Yangchen C Rinzin

The Royal Audit Authority (RAA) has now come up with rules and regulations to ensure that accountability is fixed for irregularities and lapses following audit observations.

This comes after Parliament’s joint sittings passed various resolutions to strengthen accountability system. The issue of fixing appropriate accountabilities for unresolved audit findings was deliberated in the last Parliament.

The last Parliament during a joint sitting on June 25 resolved that RAA must come up with clear procedures to fix accountability on lapses pertaining to performance audit report.

The Public Accounts Committee (PAC) during the joint sitting reported that many RAA’s recommendations were not being implemented by concerned agencies. The PAC observed that unlike financial auditings, there were no procedures for fixing accountability on findings of performance audit.
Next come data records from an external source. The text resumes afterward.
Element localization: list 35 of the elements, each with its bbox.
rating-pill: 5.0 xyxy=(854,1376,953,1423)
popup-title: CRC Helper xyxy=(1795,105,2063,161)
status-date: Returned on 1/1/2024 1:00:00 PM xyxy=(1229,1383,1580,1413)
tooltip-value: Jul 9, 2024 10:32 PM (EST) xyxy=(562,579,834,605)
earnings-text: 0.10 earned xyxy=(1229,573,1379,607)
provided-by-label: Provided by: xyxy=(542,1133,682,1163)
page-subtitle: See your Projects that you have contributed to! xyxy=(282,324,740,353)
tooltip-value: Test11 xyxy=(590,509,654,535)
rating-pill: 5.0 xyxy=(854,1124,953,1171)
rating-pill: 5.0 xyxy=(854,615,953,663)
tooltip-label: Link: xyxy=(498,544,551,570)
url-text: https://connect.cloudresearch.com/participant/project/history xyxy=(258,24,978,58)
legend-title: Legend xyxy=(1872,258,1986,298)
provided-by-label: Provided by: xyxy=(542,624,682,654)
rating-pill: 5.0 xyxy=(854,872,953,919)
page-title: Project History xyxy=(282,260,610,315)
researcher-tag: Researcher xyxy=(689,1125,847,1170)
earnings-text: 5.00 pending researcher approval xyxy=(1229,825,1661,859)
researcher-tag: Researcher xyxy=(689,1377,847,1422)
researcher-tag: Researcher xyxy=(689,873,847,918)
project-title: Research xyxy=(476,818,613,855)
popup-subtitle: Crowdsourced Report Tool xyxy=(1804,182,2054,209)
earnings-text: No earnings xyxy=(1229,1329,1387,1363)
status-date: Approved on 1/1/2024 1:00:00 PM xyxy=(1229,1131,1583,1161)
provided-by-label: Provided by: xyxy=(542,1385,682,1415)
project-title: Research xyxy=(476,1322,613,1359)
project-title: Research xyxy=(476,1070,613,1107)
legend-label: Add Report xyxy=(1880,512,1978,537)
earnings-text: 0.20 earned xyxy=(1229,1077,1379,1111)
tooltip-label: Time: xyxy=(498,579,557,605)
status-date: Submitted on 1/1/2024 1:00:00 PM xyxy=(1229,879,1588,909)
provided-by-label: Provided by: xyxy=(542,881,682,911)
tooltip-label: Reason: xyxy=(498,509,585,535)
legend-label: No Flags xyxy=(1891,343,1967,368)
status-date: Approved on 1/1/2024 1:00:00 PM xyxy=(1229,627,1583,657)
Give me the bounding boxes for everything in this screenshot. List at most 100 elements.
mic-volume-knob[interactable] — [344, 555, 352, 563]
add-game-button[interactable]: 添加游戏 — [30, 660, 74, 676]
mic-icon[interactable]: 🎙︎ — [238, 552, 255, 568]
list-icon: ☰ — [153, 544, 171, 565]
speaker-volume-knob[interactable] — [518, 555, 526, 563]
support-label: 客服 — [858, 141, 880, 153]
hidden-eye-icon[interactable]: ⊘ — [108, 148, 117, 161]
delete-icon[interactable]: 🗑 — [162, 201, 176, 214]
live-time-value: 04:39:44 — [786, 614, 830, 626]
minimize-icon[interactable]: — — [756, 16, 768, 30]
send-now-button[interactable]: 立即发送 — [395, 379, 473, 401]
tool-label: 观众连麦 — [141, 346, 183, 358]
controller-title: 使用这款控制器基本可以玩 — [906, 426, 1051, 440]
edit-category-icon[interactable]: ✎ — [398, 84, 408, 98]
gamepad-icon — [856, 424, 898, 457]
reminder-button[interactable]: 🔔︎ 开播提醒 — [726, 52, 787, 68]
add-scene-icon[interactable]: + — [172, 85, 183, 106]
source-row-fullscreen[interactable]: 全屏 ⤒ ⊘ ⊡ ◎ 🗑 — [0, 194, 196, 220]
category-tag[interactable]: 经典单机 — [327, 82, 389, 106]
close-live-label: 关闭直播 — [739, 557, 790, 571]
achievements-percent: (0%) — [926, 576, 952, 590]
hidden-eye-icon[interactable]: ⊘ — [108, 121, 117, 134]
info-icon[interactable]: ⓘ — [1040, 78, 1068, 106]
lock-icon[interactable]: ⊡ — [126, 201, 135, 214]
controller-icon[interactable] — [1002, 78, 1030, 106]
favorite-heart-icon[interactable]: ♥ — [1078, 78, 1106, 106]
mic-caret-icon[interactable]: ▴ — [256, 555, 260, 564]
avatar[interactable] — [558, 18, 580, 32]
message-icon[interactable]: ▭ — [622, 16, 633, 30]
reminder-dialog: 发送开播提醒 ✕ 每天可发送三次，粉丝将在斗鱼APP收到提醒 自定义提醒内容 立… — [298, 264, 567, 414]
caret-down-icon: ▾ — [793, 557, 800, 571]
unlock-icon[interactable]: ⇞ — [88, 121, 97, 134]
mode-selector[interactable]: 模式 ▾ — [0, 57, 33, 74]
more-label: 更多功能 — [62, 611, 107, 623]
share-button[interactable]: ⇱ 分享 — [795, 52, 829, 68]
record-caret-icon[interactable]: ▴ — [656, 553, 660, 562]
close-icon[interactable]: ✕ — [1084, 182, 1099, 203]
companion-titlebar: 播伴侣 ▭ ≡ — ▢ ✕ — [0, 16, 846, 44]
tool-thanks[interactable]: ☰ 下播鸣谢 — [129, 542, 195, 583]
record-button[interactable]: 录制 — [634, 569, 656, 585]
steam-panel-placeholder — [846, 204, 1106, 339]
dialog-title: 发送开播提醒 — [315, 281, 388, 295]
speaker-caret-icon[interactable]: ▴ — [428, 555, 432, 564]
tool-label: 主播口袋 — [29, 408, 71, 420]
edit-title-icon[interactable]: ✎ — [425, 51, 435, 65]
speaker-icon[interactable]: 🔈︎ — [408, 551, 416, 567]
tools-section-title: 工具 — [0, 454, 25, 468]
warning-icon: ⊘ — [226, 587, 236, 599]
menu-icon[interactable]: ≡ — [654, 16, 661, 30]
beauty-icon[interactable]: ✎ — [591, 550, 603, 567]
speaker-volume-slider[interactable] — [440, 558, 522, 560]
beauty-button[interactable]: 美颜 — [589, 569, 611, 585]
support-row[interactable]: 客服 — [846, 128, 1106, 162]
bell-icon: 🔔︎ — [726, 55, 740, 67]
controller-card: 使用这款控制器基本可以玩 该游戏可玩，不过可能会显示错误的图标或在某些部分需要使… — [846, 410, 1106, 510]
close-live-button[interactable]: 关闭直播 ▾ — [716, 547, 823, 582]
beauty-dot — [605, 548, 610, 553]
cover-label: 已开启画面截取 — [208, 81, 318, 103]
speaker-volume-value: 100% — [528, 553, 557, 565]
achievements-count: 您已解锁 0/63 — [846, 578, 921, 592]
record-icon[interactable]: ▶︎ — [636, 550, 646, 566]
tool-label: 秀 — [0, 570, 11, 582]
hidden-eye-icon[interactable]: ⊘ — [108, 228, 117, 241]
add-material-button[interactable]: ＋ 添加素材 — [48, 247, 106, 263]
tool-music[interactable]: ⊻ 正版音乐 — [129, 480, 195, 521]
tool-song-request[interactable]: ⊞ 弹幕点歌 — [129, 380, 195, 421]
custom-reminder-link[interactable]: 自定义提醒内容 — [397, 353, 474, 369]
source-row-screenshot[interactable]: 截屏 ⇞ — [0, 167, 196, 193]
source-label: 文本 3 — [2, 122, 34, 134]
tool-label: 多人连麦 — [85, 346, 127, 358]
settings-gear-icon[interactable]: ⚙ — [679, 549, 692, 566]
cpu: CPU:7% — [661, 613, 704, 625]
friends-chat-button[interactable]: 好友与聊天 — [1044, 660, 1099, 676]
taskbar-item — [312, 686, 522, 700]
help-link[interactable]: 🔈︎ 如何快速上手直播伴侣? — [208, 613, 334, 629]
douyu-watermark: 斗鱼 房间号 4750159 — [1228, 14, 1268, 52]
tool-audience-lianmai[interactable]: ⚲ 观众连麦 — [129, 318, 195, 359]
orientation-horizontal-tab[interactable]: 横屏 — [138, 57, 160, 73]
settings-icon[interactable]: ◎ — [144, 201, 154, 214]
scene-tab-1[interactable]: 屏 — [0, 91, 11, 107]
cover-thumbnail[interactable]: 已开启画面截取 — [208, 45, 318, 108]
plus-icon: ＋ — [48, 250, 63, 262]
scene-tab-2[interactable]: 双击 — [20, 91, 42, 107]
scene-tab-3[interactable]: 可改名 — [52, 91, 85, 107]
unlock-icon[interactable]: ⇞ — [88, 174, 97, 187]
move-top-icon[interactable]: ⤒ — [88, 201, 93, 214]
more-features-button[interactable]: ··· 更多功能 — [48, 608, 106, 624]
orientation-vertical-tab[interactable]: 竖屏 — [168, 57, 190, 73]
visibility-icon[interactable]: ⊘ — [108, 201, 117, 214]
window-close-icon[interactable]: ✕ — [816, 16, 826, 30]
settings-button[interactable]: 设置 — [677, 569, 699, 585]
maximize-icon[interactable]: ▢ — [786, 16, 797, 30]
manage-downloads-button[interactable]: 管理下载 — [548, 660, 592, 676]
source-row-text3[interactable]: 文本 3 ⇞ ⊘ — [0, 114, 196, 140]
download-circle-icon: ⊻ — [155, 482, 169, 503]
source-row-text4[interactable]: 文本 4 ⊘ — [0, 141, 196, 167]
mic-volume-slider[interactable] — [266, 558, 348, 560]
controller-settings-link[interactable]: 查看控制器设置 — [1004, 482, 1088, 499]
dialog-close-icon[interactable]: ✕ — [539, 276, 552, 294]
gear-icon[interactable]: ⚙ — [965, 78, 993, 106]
The RAA had conducted a performance audit on the “preparedness for implementation of Sustainable Development Goals (SDGs)” with objectives to ascertain adaptation of 2030 Agenda by the government into its national context.

The RAA had issued five recommendations and asked the GNHC to submit its management action plan (MAP) and action taken report (ATR) in January 2019.

However, the GNHC failed to provide MAP and ATR within the deadline for review of its implementation status and the progress of implementation this year.

This is why the rules and regulation was developed in accordance with Audit Act of Bhutan 2018 to emphasise on accountability, speedier implementation of audit recommendations or timely actions on audit reports apart from applying uniform and consistent approach in holding officials accountable.

Of the many provisions put down under who would be accountable, accountability would be fixed on the official(s) who are directly responsible for audit findings or recommendations, according to the rules and regulations. When it comes to committee decisions, members would be held accountable.

If MAP and accountability statement is not submitted within the specified time, the RAA will fix the overall supervisory accountability invariably on the head of the agency for all the recommendations.

If any serious cases remain unresolved for 12 months after it is deliberated in the Parliament, it would now be referred to the Court of Law by the concerned agencies and if that is not done, accountability would be fixed to the head of agencies. Audit clearance would not be issued.

The rules and regulations also specified that management would be responsible to fix accountability on all audit findings and recommendations. It also has a provision that if an official(s) is held accountable wrongly or unfairly, the RAA will remove the name of those officials from the accountability statement and replace the names with those who are accountable.

The rules and regulations also cover on absolution of accountability process, exceptions and accountability and audit clearance. It stated that any individual who is held directly accountable on audit findings or recommendations would not be issued audit clearance until those findings or recommendations are settled.

“The system of holding someone accountable is only effective if there is a system to validate how responsibly that individual has responded to findings he or she was held accountable for,” the rules and regulations stated. “It is important that there is a robust follow-up mechanism in place.”